|
|
 |
The Milwaukee Journal Sentinel
Alan J. Borsuk and Sarah Carr
02/17/06
Gov. Jim Doyle and State Assembly Speaker John Gard said today they would try to push through the Legislature in the next two weeks a deal raising the cap on Milwaukee’s voucher program and significantly increasing funding for a class-size reduction program.
Although a few lawmakers from both parties, including Rep. Annette Polly Williams (D-Milwaukee) and Rep. Glen Grothman (R-West Bend), said they would not support the compromise, Gard and Doyle said they are confident that the package will make it through the Legislature.
The deal would:
Increase the cap on the Milwaukee Parental Choice Program by 7,500 students, to a total of about 22,500.
Increase funding for a class-size reduction program called SAGE by $25 million statewide, about $8 million of which will go to the Milwaukee Public Schools.
Require all schools participating in the program to get accreditation from an outside group, such as the Wisconsin North Central Association, the Wisconsin Religious and Independent Schools organization, or Marquette University’s Institute for the Transformation of Learning.
Require all voucher schools to administer a standardized test and report the scores for use in a proposed longitudinal study of the program.
Change the eligibility requirements so students can remain in the program if their family income rises somewhat above the current limit, and eliminate the requirement that a student can participate only if they attended an MPS school the prior year.
The choice program allows low-income families to send their kids to private schools using state-funded tuition vouchers. If the package becomes law, it would ensure stability in the distinctive and still-controversial program for several years. The program has already hit its cap of about 15,000 students.
Doyle said he and Gard "worked through some very difficult issues to come to this point." He said the package addresses many of his chief concerns, including greater accountability in the program, making sure current students aren’t kicked out, and some financial relief to public schools in the form of increased SAGE funding.
Gard called the compromise an expansion of "hope and opportunity."
We both "gave on things to try to help find the greater good," he added.
Failing to reach a compromise would have been a political liability for both, given that thousands of families might have been kicked out of their current schools, and some long-established schools would likely have lost dozens, if not hundreds, of seats.

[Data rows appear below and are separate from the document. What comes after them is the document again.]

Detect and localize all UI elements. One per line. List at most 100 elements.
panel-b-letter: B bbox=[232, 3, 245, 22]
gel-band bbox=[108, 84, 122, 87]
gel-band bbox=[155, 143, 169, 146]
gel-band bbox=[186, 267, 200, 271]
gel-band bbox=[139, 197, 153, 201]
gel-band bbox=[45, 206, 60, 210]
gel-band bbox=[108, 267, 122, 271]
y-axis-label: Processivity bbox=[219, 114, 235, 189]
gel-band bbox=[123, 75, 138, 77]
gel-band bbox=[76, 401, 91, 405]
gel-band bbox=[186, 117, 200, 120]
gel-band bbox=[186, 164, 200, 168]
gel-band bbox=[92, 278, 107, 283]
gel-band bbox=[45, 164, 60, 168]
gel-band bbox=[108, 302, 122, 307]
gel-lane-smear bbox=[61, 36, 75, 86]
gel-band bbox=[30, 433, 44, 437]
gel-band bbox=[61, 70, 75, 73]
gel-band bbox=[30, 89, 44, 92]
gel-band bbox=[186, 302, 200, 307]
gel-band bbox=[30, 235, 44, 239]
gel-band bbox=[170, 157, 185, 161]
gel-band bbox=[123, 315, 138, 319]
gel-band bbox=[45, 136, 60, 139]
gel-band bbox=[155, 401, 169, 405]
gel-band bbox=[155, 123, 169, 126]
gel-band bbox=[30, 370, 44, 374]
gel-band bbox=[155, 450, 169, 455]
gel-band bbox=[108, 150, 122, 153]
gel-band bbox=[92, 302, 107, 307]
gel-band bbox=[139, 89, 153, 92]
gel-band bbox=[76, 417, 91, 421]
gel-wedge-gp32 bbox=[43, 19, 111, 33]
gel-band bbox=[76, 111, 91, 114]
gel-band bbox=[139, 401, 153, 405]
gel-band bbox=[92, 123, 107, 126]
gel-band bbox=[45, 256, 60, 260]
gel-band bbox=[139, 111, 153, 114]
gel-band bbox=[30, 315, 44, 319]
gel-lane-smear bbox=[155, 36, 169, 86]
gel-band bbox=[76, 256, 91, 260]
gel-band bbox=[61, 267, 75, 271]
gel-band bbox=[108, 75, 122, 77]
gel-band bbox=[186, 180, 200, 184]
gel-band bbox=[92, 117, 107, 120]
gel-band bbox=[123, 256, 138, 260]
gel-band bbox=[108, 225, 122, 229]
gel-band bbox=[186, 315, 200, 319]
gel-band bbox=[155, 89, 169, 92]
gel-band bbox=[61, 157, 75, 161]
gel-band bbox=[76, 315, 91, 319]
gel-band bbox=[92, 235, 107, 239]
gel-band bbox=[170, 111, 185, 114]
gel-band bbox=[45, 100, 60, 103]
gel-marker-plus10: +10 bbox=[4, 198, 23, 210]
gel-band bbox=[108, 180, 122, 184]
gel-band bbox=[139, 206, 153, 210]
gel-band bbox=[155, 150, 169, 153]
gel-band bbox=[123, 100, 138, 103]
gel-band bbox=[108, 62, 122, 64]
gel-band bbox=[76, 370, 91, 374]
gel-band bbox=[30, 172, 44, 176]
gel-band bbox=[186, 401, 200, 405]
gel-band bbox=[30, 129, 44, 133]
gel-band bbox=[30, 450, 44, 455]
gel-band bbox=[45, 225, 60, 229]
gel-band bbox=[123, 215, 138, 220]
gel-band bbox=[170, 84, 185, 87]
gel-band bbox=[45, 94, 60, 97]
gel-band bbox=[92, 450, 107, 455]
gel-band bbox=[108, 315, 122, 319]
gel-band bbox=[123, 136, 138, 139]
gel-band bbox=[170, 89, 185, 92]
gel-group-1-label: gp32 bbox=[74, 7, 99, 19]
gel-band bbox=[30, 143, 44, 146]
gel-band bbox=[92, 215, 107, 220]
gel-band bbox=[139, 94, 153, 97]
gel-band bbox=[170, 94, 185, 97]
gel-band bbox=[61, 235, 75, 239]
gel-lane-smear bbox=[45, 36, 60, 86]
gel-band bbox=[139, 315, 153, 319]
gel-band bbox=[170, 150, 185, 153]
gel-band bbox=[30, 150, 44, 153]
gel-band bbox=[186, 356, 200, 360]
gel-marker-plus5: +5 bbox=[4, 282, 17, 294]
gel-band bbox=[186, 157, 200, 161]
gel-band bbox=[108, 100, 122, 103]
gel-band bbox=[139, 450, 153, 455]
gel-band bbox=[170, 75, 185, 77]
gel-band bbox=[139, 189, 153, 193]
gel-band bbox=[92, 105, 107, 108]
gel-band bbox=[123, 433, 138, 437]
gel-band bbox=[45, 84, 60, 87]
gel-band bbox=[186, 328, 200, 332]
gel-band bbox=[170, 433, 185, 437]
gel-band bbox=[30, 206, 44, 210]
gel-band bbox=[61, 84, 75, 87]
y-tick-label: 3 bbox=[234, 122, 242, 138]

While Williams, who was instrumental in creating the program more than 15 years ago, and Grothman, both said they would not support the package, other lawmakers from strikingly different political persuasions stood behind Gard and Doyle at the announcement. They included Leah Vukmir (R-Wauwatosa), a consistent advocate for lifting the cap, and Christine Sinicki (D-Milwaukee), who said she supports the package partly because it heightens accountability for voucher schools.
Howard Fuller, the director of the Institute for the Transformation of Learning, said the compromise "gives people like me an opportunity to spend time working on improving the schools."
"I feel like now I don’t have to run up to Madison every year."
But two teachers unions - the statewide Wisconsin Education Association Council and the Milwaukee Teachers Education Association - issued a statement saying they don’t support the package since it increases the cap on a program they adamantly oppose.
And Milwaukee Mayor Tom Barrett followed the announcement with his own press conference, where he spoke out against the compromise because it does not provide any property tax relief for Milwaukee taxpayers.